Thursday, August 29, 2013

proving bad CPU


Acting as DBA today I experience bad CPU performance it seems
The Oracle database is running on a Oracle/Sparc virtualization system.

AWR/Statspack shows:
DB CPU 11,825 87.51
log file sync 21,933 1,292 59 9.56 Commit
db file parallel read 16,277 268 16 1.98 User I/O

But looking at the top "SQL by CPU Time" I see no demanding statement,
and all seem to be using a lot of CPU evenly.

Working on the system everything is slow, for instance 'autotrace' and 'explain plan'

I have a heavy suspicion it's the system's fault. Maybe some other VM on the machine is sucking all CPU
I reported to the syadmin team, but I'd like proofs.

I thought about writing a PL/SQL CPU-intensive job, but it wont help with the system guys. It maybe Oracle's fault for all they know.

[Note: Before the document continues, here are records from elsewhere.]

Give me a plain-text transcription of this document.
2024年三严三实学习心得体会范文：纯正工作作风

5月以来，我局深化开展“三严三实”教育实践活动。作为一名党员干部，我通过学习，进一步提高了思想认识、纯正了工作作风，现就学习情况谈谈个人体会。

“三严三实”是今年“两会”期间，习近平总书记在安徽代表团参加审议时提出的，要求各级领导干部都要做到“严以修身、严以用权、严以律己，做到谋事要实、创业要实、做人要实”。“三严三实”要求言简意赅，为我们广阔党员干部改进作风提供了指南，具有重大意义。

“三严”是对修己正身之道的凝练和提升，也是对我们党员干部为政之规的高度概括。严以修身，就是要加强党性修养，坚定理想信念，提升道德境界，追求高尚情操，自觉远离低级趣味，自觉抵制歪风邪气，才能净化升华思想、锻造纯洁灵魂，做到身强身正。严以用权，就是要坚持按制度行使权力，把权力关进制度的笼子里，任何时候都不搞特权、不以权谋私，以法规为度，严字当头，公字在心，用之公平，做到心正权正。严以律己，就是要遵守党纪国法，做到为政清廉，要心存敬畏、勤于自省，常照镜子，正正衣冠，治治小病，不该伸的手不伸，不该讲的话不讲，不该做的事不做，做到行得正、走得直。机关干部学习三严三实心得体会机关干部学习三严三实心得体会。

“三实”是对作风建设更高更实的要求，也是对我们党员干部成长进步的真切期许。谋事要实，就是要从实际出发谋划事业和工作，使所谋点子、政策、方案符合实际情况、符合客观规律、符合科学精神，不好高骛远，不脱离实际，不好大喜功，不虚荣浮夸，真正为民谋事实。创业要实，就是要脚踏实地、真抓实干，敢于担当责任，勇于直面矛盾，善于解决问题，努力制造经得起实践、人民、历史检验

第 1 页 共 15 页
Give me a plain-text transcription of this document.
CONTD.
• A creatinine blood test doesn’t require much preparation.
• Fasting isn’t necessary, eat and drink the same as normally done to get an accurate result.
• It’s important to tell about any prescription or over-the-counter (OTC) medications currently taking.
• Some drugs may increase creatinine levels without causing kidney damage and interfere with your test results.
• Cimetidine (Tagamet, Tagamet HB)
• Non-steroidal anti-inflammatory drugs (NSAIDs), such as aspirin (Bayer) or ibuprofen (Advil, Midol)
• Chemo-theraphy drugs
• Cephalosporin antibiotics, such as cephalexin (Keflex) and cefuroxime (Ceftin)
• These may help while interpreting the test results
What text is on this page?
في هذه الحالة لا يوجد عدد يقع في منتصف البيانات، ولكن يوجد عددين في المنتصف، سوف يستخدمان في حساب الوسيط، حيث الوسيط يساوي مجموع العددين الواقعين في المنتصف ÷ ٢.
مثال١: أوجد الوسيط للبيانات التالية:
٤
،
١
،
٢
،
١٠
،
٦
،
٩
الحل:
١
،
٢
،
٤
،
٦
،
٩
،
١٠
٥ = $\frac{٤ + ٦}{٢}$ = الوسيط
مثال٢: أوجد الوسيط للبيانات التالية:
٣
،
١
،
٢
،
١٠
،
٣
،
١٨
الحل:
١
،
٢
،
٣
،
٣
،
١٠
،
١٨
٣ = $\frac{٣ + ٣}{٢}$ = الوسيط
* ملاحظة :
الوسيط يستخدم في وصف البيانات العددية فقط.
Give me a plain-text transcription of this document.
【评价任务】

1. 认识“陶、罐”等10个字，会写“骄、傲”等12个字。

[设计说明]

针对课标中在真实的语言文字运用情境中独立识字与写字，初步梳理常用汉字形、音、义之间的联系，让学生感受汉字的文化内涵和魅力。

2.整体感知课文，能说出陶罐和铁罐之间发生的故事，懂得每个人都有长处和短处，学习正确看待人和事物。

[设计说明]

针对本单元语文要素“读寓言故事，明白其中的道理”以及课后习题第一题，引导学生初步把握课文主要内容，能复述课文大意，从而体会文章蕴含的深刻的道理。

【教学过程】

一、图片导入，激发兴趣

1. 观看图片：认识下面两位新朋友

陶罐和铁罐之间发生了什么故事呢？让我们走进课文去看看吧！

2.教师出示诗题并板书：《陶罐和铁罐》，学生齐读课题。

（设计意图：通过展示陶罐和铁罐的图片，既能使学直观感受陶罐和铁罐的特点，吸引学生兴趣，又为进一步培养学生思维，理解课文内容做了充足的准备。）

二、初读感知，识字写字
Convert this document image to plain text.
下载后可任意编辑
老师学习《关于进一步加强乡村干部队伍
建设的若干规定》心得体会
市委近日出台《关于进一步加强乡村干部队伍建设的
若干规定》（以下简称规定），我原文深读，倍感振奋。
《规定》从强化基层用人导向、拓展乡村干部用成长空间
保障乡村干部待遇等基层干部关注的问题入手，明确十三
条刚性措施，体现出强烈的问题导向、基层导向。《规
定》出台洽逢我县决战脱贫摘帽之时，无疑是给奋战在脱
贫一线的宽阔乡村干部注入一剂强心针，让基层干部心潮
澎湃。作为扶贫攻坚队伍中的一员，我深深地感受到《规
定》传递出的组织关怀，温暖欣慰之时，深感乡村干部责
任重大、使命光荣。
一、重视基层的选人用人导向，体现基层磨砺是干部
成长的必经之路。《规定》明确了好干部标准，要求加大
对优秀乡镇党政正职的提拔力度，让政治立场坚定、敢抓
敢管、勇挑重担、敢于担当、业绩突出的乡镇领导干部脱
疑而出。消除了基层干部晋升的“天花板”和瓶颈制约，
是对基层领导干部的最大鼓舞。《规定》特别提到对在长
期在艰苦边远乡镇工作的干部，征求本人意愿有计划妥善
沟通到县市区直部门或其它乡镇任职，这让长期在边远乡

So I quickly wrote a BASH prime computation script, and compared results to an old PC at home

$ cat p.sh
#!/bin/bash

if [ -z "$1" ]; then
  echo usage: $0 MAXNUM; exit 1
fi
nmax=$1

primes=(2)
n=3

while [ $n -le $nmax ]; do
  #echo verifier $n
  isprime=1
  for d in ${primes[*]} ; do
        #echo check div par $d
        r=$(( $n % $d ))
        if [ $r -eq 0 ]
        then
          isprime=0
          #echo No: $d div $n
          break
        fi
  done

  if [ $isprime -eq 1 ]; then
    primes=(${primes[*]} $n)   #primes+=($n)    dont work on older bash(solaris 10)
  fi

  #echo primes = ${primes[*]}
  n=$(( $n + 2 ))
done

echo primes = ${primes[*]}





Results are indeed bad:

customer_system$ time ./p.sh 2000
primes = 2 3 5 7 11 ...
real    0m9.376s
user    0m8.496s
sys     0m1.182s

my_old_pc$ time ./p.sh 2000
primes = 2 3 5 7 11 ...
real    0m2.594s
user    0m2.348s
sys     0m0.226s


A VM on a 5 years old PC is 3x faster ! wow!

Then I thought: These are T-series Sparc system. I imagine they might tell me this could be normal, it is designed for parallel-intensive stuff (Still, 5y old PC... )
But to be sure I also tried some parallel work:

$ cat para.sh
#!/bin/bash

if [ -z "$2" ]; then
  echo usage: $0 parallel_degree primemax; exit 1
fi

max=$1
i=0

while [ $i -le $max ]; do
  ./p.sh $2 &

  i=$(( $i + 2 ))
done
wait
echo fin


Results:

my_old_pc$ time ./para.sh 10 500
primes = 2 3 5 7 ...
primes = 2 3 5 7 ...

primes = 2 3 5 7 ...
...
fin
real    0m1.487s
user    0m1.288s
sys     0m0.184s


customer_system$ time ./para.sh 10 500
primes = 2 3 5 7 ...
primes = 2 3 5 7 ...primes = 2 3 5 7 ...
...
fin
real    0m2.427s
user    0m5.027s
sys     0m4.148s




Less bad, but still BAD. There is definitely weak a CPU on this system causing these bad DB performances.